The birds were furious. They had given Tortoise their feathers. They had carried him to the sky. And he had eaten everything.

One by one, each bird walked up to Tortoise and took back the feather it had lent him. Parrot took his. Eagle took hers. The weaver-birds took theirs. Tortoise stood there growing lighter and lighter, the tree gum flaking off his body, until he was just a tortoise again - heavy, wingless, standing on a cloud with nothing below him but a very long fall.

He called to Parrot, who was the last to leave.

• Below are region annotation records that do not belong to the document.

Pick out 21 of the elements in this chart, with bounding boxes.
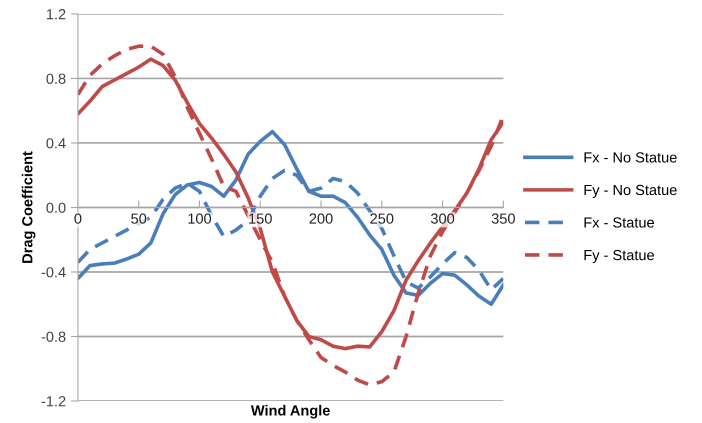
legend-label: Fy - No Statue [584,184,677,198]
x-tick-label: 50 [131,213,146,224]
y-tick-label: -0.8 [42,332,66,342]
y-tick-label: -1.2 [42,396,66,406]
y-axis-title: Drag Coefficient [22,151,36,263]
x-tick-label: 100 [188,213,212,224]
y-tick-label: 1.2 [46,9,66,20]
x-tick-label: 0 [74,213,82,224]
x-tick-label: 300 [430,213,454,224]
x-tick-label: 250 [370,213,394,224]
x-tick-label: 200 [310,213,333,224]
y-tick-label: -0.4 [42,267,66,278]
legend-label: Fx - No Statue [584,152,677,163]
x-tick-label: 350 [492,213,515,224]
legend-label: Fy - Statue [584,250,654,264]
y-tick-label: 0.8 [46,74,66,84]
y-tick-label: 0.4 [46,138,66,148]
legend-label: Fx - Statue [584,217,654,228]
x-tick-label: 150 [249,213,272,224]
x-axis-title: Wind Angle [250,404,330,419]
y-tick-label: 0.0 [46,202,66,213]
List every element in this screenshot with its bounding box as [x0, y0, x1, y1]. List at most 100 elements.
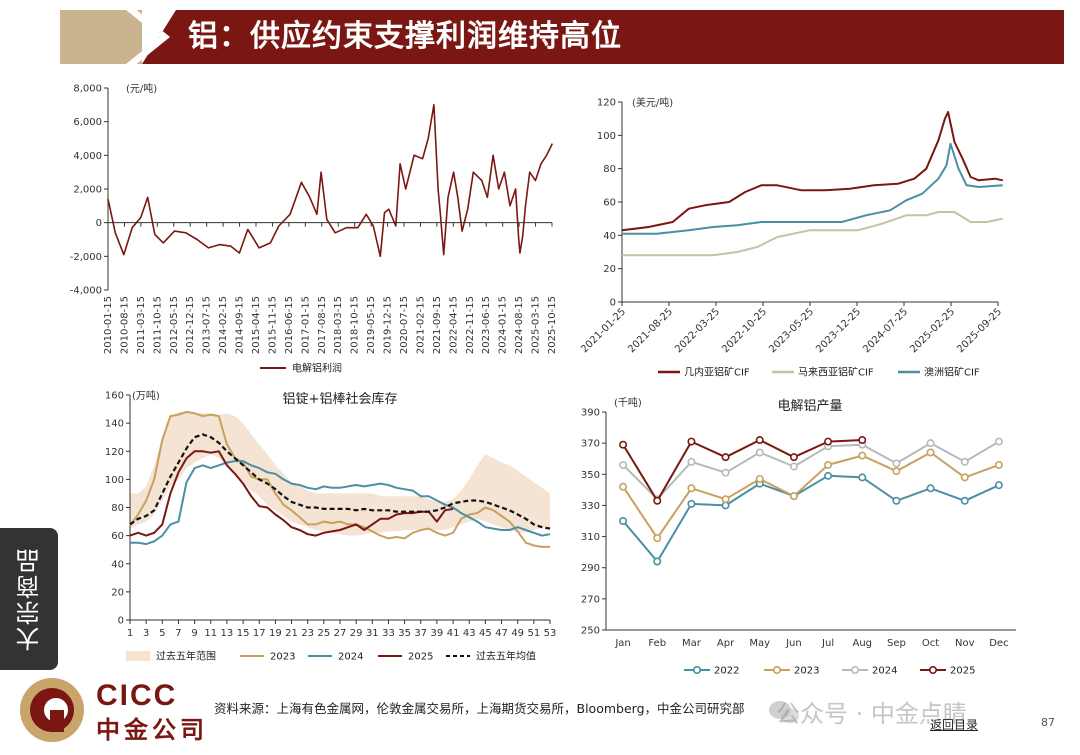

Parrot, please. When you reach the ground, go to my wife. Tell her to bring out all the soft things in my house and pile them up outside. All the cloth, the sleeping mats, the bags of cotton. Tell her to make a pile so soft that if I fall, I will land safely.

Parrot looked at Tortoise for a long moment. Then Parrot flew down to Tortoise’s compound and found Tortoise’s wife.

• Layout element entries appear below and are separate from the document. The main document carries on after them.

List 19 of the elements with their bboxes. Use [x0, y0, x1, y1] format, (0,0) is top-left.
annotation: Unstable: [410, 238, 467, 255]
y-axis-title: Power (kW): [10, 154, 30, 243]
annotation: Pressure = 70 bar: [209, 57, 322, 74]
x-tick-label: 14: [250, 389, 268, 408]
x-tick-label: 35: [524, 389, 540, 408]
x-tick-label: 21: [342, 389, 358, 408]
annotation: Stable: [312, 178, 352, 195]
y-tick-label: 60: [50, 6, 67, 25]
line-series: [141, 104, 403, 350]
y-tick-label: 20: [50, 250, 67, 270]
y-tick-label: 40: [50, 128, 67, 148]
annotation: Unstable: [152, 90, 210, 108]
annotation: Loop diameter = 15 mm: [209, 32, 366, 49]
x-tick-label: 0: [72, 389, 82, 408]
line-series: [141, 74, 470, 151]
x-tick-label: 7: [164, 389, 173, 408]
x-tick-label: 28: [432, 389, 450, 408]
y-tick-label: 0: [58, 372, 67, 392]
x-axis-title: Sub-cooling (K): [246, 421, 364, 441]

Your husband says to bring out all the hard things in the house. The hoes, the machetes, the grinding stones, the iron pots. Pile them up outside.

Tortoise’s wife did as she was told. She dragged out every hard thing she owned and made a pile in the yard.

The Cracked Shell

Tortoise looked down from the edge of the sky. He could see his compound. He could see the pile. He could not see what was in it. He closed his eyes and let go.

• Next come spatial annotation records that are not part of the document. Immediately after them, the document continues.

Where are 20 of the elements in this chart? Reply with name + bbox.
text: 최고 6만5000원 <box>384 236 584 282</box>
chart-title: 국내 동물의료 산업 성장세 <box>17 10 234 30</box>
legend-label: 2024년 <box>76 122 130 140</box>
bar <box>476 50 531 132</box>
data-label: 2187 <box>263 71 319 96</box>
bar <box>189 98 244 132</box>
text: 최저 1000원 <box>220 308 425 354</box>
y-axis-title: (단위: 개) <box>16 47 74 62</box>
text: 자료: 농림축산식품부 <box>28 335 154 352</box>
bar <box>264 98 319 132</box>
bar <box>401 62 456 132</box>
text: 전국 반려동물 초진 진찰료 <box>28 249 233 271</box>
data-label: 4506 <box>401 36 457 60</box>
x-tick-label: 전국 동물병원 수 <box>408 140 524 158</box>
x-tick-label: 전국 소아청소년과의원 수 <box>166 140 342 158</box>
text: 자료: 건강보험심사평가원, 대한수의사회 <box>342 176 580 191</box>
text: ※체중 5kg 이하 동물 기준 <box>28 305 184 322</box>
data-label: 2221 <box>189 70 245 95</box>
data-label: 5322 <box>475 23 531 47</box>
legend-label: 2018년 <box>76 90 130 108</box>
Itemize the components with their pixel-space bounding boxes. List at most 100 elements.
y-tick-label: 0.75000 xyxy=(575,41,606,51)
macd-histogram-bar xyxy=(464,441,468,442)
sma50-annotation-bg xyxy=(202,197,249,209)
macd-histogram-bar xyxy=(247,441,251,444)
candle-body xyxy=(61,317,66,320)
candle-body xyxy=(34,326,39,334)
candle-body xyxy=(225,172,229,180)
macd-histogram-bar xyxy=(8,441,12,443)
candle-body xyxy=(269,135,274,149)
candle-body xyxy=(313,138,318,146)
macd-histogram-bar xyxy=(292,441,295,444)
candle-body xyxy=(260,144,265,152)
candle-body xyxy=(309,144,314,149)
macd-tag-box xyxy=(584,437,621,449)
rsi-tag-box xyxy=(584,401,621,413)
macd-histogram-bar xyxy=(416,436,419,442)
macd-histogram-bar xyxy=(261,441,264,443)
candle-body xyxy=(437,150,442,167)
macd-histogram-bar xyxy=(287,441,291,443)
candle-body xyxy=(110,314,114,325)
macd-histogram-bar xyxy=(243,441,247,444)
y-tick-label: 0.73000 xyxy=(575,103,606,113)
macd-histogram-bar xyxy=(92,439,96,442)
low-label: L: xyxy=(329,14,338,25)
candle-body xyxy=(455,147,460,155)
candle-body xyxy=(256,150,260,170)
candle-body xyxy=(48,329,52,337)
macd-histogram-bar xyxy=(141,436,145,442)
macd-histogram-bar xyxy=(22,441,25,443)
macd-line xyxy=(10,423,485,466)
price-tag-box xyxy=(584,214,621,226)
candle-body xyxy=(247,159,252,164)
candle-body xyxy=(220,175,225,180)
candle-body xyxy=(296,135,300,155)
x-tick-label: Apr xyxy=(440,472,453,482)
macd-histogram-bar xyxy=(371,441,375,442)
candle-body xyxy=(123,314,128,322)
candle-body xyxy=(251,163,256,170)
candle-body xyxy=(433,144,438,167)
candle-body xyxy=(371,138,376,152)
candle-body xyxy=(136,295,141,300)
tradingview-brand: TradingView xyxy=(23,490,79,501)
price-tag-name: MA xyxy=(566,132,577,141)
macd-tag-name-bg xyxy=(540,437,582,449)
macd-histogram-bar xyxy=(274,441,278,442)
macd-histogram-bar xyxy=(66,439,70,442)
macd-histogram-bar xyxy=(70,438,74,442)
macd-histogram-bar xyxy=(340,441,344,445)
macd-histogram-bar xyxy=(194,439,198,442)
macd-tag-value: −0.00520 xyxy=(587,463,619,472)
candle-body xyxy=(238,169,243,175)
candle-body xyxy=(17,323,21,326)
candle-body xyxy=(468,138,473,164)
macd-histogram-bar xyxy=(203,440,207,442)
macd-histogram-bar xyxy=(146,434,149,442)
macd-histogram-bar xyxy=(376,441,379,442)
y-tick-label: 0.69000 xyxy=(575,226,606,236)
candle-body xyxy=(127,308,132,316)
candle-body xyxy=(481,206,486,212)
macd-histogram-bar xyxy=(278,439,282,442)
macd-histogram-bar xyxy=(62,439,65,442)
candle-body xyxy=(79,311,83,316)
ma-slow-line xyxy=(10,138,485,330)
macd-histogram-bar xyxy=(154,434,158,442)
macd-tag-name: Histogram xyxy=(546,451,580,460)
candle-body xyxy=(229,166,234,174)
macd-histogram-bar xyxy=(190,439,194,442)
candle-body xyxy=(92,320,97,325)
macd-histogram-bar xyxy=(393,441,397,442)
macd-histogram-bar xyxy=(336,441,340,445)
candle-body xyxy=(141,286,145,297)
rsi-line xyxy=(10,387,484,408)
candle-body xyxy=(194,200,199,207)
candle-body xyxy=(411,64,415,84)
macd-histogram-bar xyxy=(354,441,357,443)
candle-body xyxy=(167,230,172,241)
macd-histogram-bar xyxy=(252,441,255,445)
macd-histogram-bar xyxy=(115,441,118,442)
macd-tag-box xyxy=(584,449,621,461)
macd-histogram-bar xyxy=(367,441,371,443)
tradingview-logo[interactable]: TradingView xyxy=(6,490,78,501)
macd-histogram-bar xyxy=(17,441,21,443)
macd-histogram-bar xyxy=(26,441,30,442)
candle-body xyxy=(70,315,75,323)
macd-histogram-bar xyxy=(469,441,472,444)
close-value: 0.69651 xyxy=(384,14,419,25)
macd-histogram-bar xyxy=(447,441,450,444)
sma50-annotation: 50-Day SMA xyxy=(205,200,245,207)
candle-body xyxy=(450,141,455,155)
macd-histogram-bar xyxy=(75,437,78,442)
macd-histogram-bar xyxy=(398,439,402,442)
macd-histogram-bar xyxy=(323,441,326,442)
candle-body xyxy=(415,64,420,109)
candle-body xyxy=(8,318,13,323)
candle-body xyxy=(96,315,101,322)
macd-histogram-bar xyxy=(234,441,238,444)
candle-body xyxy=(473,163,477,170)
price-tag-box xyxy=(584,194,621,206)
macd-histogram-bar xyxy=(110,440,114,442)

He fell a long time. The wind roared past his shell. He hit the pile.

He hit iron and stone and the blade-edge of a hoe. His shell cracked into a hundred pieces. He lay in the yard among the hard things, broken open, and his wife screamed and the neighbors came running.

Tortoise did not die. That would have been too simple for Tortoise. His wife sent for a medicine man - a dibia - who came with his bag of tools and his patience. The dibia picked up every piece of Tortoise’s shell and fitted them back together, one against the other, sealing the cracks with medicines and prayers. It took a long time. When he finished, Tortoise could walk again, and eat again, and scheme again.

But his shell was never smooth. The cracks stayed. The pieces held, but the lines between them never disappeared. Every tortoise born after that carried the same pattern - a shell made of fitted fragments, sealed but never whole. You can see it now. Pick up any tortoise and turn it over and look. The mosaic is still there, each piece a reminder of the fall, and of Parrot’s revenge, and of a feast that was never meant for a creature with no wings.